Automatic differentiation feels magical. Many compsci people have been captivate...

dekhn · on Aug 26, 2023

At the time I worked in Machine Learning (94-95) I was unaware of AD and my professor who built the objective function also determined its analytic derivative manually. I didn't learn about it until a few years ago and was amazed because I spend much of the late 90's learning enough Mathematica to make my own analytic derivatives.

V1ndaar · on Aug 25, 2023

I think this goes back to "The complex-step derivative approximation" from 2003 by J. Martins, P. Sturdza and J. Alonso. [0] That paper is a great read!

[0]: https://doi.org/10.1145/838250.838251

nicolapede · on Aug 25, 2023

It does feel magic indeed.

Nice write up, thanks for sharing it. Would you know of any introduction to back-propagation written in a similar fashion?

hansvm · on Aug 25, 2023

Backprop is the same algorithm?

Autodiff computes a derivative by examining a computational graph (either up-front all at once, or implicitly by examining each computation) and producing a new graph. The person defines the forward pass (graph), and the computer figures out the backward pass.

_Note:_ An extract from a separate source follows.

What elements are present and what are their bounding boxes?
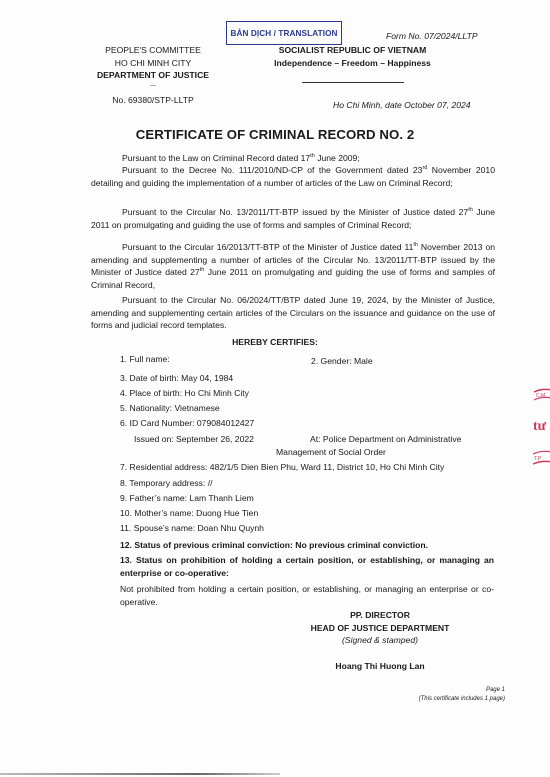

Backprop is what happens when you tell the programmer to do the thing autodiff is doing. You examine the computational graph, write down all the local changes that autodiff would do to compute the derivative, and that new code (that you hand-wrote rather than letting a machine generate) is a function computing the derivative by backpropagating error terms through each edge in that computational graph.